Tyra Banks opens up about why she gave up on her music career after pursuing it for six years

Tyra Banks shares why the transition from being a supermodel to a musician did not work well in her favor and she had to drop that dream.

                            Tyra Banks opens up about why she gave up on her music career after pursuing it for six years
Tyra Banks (Getty Images)

Many women young and old have seen the supermodel work her magic on the runway and have aspired to be just like Tyra Banks. While she is well known for her flawless features and modeling skills, the America's Next Top Model host at one time aspired to be in the music industry and have sold-out concerts. 

As reported by EW, Banks tried to make her mark in the music industry between 1998 and 2004. What drew her to be a musician the most was the eagerness to feel the performative rush of a rockstar. "[Even on the runway] I didn’t just walk: I twirled and sashayed. Sometimes I’d get in trouble with the designers…but I couldn’t help myself. … I pushed, smiled, twisted, clapped, pointed at people, winked and was so over-the-top because I loved the stage!"

"After retiring from modeling, the only way I thought I could continue to work that stage that I loved so much was I had to sing in order to do it. With modeling, I knew that I was fierce. I knew my runway walk, even in those early days, was amazing. … I had true talent even though I was being rejected [from agencies] and being told that I wasn’t good enough. It wasn’t just a dream; it was more of a mission," she continued. 

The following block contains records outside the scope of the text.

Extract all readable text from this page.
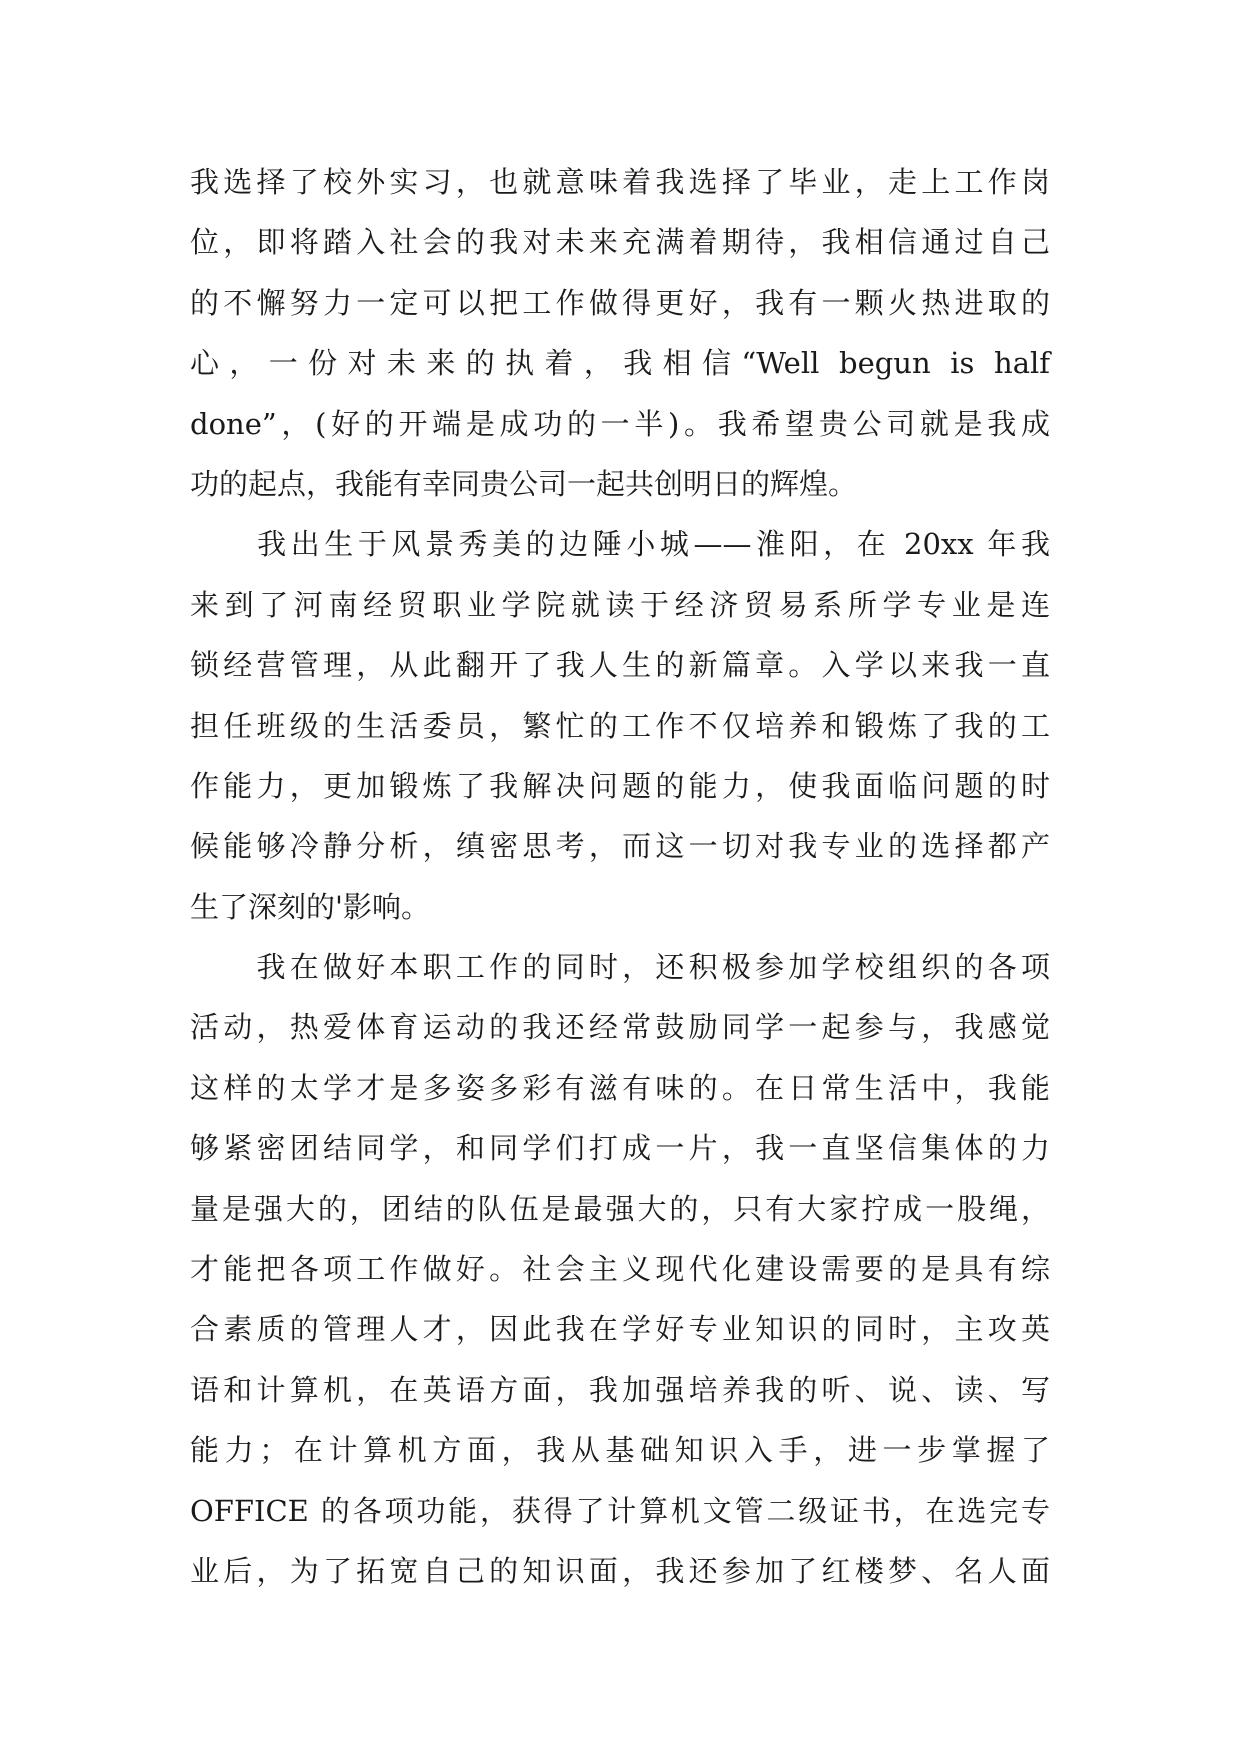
我选择了校外实习，也就意味着我选择了毕业，走上工作岗
位，即将踏入社会的我对未来充满着期待，我相信通过自己
的不懈努力一定可以把工作做得更好，我有一颗火热进取的
心，一份对未来的执着，我相信“Well begun is half
done”，(好的开端是成功的一半)。我希望贵公司就是我成
功的起点，我能有幸同贵公司一起共创明日的辉煌。
　　我出生于风景秀美的边陲小城——淮阳，在 20xx 年我
来到了河南经贸职业学院就读于经济贸易系所学专业是连
锁经营管理，从此翻开了我人生的新篇章。入学以来我一直
担任班级的生活委员，繁忙的工作不仅培养和锻炼了我的工
作能力，更加锻炼了我解决问题的能力，使我面临问题的时
候能够冷静分析，缜密思考，而这一切对我专业的选择都产
生了深刻的'影响。
　　我在做好本职工作的同时，还积极参加学校组织的各项
活动，热爱体育运动的我还经常鼓励同学一起参与，我感觉
这样的太学才是多姿多彩有滋有味的。在日常生活中，我能
够紧密团结同学，和同学们打成一片，我一直坚信集体的力
量是强大的，团结的队伍是最强大的，只有大家拧成一股绳，
才能把各项工作做好。社会主义现代化建设需要的是具有综
合素质的管理人才，因此我在学好专业知识的同时，主攻英
语和计算机，在英语方面，我加强培养我的听、说、读、写
能力；在计算机方面，我从基础知识入手，进一步掌握了
OFFICE 的各项功能，获得了计算机文管二级证书，在选完专
业后，为了拓宽自己的知识面，我还参加了红楼梦、名人面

Despite being very ambitious, Tyra was not able to make her musical dream come true and eventually abandoned her six-year attempt after releasing one single, Shake Ya Body. The supermodel had the help and encouragement of many musical giants such as Pharell, David Foster, Rodney Jerkins, Wyclef Jean amongst others. 

"I didn’t have a dream to be a model; I was discovered and realized I was good at it and continued to work hard and hone a craft that was already in my nature. With singing it was like, ‘Oh my gosh, look at J.Lo! That looks so fun!’ There’s a difference. I kept pushing [for] six years. … That was my tenacity and tunnel vision and ‘don’t give up’ attitude."

When you mix that with something that isn’t your calling, that’s when it can get a little dangerous. It should have been six months, not six years. But because I had such focus, I continued to go down a path that was not meant for me. If my voice was amazing, I would’ve been a huge pop star. But my voice was just decent, and that’s not good enough to transition from being a model."